Day.8【買い物】 熱い吐息と精を吐き出す。厭らしい水音を立てながら、左馬刻は自身をゆっくりと引き抜き、覆っていたゴムを外した。白濁の溜まったそれを縛って、ゴミ箱へ投げ入れる。ヘッドボードに置かれた箱の中から新しいゴムを取り出そうとして、左馬刻は顔を顰めた。
「チッ、クソが……」
「ハァ……ッ、どうした?」
「……ゴム、切れちまった」
箱をひっくり返して揺らす。中身の入っていない箱からは、当然何も落ちてくることはなかった。
「……お前がいきなり盛るから、残りを確認する暇もなく手持ちのゴムを使う羽目になったんだろ……」
「仕方ねぇじゃん、銃兎ン家でヤんの久しぶりなんだからよ」
左馬刻が口を尖らせながらベッドから立ち上がる。床に放られていた服を手に取って、着替え始めた。
「悪ィ、コンビニ行ってくるわ」
「……俺も、行く」
銃兎も未だ余韻の残る身体をゆっくりと起き上がらせる。腰を押えながら、クローゼットから簡単な服を取り出して着替えた。
「身体辛ぇだろ、休んでろや」
左馬刻が揶揄の類などではなく、本気で銃兎のことを気遣ってくれているのは分かっている。しかし、銃兎はその左馬刻の気遣いを、きゅっと服の裾を掴むことで制した。

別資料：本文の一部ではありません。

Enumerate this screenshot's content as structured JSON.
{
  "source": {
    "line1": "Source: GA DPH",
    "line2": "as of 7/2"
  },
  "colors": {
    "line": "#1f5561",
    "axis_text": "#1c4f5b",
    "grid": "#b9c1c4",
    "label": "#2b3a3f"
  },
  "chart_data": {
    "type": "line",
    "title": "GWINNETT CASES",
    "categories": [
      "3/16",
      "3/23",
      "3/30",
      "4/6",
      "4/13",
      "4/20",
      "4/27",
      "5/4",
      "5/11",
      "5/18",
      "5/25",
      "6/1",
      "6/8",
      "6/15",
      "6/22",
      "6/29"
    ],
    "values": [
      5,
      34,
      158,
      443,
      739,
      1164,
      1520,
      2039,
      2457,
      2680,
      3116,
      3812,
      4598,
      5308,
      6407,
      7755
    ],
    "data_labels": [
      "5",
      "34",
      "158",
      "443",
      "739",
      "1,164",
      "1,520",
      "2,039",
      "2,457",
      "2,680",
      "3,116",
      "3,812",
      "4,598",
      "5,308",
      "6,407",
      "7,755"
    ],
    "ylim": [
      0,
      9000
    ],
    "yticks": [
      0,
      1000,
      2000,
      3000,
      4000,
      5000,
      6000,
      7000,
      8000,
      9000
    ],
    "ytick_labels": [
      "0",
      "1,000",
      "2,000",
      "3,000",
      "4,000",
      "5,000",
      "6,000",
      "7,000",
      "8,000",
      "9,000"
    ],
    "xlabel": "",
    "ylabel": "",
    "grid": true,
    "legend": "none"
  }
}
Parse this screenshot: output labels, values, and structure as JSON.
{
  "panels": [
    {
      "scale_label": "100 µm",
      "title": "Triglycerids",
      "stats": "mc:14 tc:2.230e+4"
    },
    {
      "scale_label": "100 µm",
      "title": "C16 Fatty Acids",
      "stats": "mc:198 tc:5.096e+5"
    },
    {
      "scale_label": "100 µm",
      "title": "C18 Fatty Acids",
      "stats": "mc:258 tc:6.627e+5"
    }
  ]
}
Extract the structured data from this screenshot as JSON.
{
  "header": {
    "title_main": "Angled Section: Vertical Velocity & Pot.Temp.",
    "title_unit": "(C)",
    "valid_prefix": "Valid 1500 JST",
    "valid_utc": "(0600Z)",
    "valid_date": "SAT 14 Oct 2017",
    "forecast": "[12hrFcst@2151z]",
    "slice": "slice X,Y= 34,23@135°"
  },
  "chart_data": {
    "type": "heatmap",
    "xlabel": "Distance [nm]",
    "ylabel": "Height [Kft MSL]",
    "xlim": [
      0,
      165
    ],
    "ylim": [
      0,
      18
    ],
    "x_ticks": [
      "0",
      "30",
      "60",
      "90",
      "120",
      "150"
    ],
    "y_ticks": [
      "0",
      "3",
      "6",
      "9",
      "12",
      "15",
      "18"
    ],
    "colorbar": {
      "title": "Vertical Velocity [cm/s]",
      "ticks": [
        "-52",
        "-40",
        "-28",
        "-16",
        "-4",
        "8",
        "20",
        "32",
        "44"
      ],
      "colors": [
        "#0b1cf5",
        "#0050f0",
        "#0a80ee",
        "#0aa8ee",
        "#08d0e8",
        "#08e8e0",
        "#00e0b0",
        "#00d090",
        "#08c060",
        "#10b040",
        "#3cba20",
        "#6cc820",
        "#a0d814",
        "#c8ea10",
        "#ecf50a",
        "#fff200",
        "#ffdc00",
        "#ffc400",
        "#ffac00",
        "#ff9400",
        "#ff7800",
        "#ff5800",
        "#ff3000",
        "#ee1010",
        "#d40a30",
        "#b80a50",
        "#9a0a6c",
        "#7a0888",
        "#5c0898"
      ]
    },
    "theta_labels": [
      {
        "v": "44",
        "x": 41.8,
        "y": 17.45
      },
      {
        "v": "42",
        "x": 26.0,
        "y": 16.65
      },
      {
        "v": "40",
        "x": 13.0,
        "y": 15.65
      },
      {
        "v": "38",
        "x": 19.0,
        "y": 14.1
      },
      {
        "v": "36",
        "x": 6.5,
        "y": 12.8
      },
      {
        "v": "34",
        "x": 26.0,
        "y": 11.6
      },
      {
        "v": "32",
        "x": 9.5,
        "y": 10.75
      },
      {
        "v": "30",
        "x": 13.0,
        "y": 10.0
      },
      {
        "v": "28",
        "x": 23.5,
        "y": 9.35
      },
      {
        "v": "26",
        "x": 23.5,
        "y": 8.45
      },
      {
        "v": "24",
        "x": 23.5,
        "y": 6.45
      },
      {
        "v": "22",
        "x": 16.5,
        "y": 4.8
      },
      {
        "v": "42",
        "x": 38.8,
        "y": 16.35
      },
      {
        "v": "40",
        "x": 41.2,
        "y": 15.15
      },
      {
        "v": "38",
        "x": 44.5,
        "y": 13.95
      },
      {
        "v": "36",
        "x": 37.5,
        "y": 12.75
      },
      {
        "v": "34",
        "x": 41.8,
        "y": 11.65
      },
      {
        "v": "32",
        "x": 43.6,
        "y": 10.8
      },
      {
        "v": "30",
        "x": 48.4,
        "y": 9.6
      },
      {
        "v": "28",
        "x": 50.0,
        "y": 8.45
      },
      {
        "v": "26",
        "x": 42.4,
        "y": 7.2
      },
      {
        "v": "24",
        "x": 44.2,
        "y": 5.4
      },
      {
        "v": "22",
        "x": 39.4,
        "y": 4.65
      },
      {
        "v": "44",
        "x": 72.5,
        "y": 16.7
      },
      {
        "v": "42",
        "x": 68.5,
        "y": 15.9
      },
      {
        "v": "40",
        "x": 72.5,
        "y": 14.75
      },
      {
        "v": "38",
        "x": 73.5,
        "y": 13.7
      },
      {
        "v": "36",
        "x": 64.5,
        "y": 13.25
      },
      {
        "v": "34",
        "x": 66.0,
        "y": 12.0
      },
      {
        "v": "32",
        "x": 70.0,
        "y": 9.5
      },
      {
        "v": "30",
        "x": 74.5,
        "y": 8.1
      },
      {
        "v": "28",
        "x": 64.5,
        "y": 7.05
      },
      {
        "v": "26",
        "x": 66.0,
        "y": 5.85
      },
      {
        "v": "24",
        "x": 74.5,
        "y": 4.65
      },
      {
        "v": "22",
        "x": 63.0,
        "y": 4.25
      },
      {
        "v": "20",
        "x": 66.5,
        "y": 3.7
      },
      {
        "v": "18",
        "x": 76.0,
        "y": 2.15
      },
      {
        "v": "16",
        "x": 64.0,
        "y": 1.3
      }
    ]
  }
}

「……俺が、残り確認してなかったのも悪いし、それに……」
銃兎が左馬刻から目を逸らす。普段の溌剌とした声からは想像がつかないほど小さな声で、耳まで赤くしながら呟いた。
「……今、左馬刻と離れる方が辛い、から……」
「……!!」
左馬刻が目を見開く。やがて、ハハッ、と破顔して、銃兎の腰に腕を回してきた。
「ンじゃ一緒に行こーぜ。でも流石にその服はちょっと薄着すぎっから俺様の上着羽織っとけ」
左馬刻の服──上下揃いのジャージのうち、上着だけを銃兎の肩にかける。下は左馬刻が履いたままだ。
「……これ、バカップルみてぇじゃねぇか」
「いいじゃん、俺様と離れたくないんだろ?」
「……バカ」
悪態をつきながらも、銃兎は左馬刻が差し出した手に自らの手を乗せる。ぎゅ、と繋がれたその手は、まだ情事の温かさをほのかに残していた。